Un brillante estallido de luz hizo parpadear a Kith-Kanan. Proyectiles mágicos que liberaban chisporroteantes descargas de poder salieron disparados del pelotón de Parnigar. Toda una línea de humanos se desplomó en una muerte tan repentina que sus compañeros de las filas posteriores tropezaron con sus cadáveres y cayeron al suelo. De nuevo surgió un estallido de luz, y otra descarga mágica alcanzó a los humanos.

Algunos de los heridos chillaban, clamando a sus dioses o a sus madres. Otros retrocedían trastabillando, aterrados por el ataque mágico. Toda una compañía que iba tras la formación diezmada se frenó en seco y luego dio media vuelta para huir. Un instante después, la tropa de arqueros humanos retrocedió en tropel, perseguida por otra andanada de certeras flechas elfas.
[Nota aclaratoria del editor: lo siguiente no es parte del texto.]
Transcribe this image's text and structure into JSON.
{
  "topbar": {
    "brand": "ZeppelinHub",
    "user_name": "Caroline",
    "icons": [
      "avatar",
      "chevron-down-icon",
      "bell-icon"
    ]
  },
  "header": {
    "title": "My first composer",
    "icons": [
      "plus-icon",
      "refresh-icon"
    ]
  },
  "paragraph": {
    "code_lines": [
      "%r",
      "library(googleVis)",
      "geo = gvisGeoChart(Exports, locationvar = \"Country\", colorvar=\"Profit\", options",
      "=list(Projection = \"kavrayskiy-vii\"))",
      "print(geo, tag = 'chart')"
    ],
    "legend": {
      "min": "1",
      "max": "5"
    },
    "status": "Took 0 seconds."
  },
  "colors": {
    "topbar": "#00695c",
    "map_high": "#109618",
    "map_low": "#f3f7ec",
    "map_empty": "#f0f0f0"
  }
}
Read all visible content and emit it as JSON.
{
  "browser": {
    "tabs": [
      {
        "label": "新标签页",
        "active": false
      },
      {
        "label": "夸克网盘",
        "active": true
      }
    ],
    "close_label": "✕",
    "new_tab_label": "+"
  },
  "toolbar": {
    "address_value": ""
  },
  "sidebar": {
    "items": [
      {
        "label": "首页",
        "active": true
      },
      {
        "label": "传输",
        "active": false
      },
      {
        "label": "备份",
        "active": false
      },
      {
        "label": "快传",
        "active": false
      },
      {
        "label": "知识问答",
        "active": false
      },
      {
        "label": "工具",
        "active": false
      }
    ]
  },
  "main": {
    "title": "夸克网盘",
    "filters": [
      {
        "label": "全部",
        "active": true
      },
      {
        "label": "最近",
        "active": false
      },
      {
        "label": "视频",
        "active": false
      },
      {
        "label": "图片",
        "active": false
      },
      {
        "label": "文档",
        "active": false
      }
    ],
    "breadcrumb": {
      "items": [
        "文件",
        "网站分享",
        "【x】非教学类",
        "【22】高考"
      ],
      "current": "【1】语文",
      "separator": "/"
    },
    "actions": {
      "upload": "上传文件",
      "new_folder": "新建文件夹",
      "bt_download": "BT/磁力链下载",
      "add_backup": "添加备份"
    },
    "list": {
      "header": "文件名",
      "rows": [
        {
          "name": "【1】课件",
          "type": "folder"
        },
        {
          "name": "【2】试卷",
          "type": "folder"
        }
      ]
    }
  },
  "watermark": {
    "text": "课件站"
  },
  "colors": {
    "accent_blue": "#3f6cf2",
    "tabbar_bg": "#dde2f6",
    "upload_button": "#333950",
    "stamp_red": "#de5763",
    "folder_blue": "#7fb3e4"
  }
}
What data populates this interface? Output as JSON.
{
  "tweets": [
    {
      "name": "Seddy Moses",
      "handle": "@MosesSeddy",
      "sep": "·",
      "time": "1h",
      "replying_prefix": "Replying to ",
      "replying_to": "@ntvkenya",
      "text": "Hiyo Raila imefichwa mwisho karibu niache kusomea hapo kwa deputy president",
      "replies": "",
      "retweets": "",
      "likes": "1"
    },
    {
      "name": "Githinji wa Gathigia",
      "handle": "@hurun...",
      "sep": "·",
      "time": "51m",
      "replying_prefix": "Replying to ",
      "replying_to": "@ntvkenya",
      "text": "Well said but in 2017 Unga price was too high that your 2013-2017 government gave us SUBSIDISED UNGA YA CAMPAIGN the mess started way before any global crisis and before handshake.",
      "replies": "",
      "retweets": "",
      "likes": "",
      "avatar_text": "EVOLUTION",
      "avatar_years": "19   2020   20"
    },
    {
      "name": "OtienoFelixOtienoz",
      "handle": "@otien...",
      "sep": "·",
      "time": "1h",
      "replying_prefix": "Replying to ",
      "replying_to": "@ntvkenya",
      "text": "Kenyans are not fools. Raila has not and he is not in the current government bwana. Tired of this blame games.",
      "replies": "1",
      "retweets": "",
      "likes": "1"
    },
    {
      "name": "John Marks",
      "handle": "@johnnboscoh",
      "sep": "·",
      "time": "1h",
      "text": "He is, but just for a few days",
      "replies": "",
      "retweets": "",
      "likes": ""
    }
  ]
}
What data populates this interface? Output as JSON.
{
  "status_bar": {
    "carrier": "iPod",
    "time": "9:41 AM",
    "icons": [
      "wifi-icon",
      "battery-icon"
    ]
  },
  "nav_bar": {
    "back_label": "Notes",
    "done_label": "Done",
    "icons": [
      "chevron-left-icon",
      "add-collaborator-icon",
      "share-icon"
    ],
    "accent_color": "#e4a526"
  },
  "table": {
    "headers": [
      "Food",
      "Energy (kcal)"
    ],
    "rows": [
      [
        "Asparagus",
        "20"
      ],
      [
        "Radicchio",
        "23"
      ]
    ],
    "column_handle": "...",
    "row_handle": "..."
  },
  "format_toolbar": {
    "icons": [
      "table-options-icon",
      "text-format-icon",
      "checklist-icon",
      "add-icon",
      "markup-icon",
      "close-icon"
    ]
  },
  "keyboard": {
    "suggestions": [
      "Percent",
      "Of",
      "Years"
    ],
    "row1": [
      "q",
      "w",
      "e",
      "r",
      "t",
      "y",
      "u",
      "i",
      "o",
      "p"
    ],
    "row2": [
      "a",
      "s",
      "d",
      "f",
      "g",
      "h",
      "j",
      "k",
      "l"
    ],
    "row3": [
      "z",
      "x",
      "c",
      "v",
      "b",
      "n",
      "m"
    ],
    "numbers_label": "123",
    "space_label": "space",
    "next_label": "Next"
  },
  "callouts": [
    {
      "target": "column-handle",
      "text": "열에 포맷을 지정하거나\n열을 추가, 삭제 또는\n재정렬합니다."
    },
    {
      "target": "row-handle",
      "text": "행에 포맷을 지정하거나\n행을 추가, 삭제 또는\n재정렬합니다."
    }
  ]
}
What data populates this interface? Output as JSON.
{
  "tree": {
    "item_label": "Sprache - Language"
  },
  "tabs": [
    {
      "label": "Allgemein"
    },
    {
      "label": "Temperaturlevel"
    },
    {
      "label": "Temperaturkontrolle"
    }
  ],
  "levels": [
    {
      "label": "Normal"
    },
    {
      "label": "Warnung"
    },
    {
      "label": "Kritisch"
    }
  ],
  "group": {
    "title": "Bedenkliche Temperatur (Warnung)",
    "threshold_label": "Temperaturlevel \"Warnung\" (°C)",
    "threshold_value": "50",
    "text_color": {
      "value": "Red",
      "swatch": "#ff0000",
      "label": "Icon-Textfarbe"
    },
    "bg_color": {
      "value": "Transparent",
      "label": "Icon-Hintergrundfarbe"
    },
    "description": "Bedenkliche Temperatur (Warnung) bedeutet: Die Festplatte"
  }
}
A pesar del fracaso del ataque, Kith presintió una crisis a su izquierda. Una tropa de caballería humana, tres mil caballos resoplantes montados por lanceros equipados con armaduras, avanzaba con estruendo a través de la niebla, que se disipaba con rapidez. La velocidad y el ímpetu de la carga hacía que los ataques previos parecieran ejercicios de práctica en un campo de entrenamiento.

Frente a la caballería aguardaba una tropa de elfos con espadas y escudos, presa fácil para los arrolladores jinetes. A la derecha y a la izquierda, las afiladas estacas ofrecían una sólida resistencia contra el ataque de la caballería, pero la brecha en las líneas tenía que cubrirse con tropas, y ahora estos elfos se enfrentaban a la muerte.

—¡Arqueros, cubridlos! —gritó Kith mientras Kijo corría entre las filas. Las compañías de arqueros elfos se volvieron hacia la dirección marcada y dispararon sus proyectiles. Pero, pese a que hicieron blanco en algunos jinetes, la carga continuaba imparable.

—¡Retroceded! ¡Cubríos tras los árboles! —gritó el general a los capitanes de las compañías de espadachines, pues no quedaba otra opción.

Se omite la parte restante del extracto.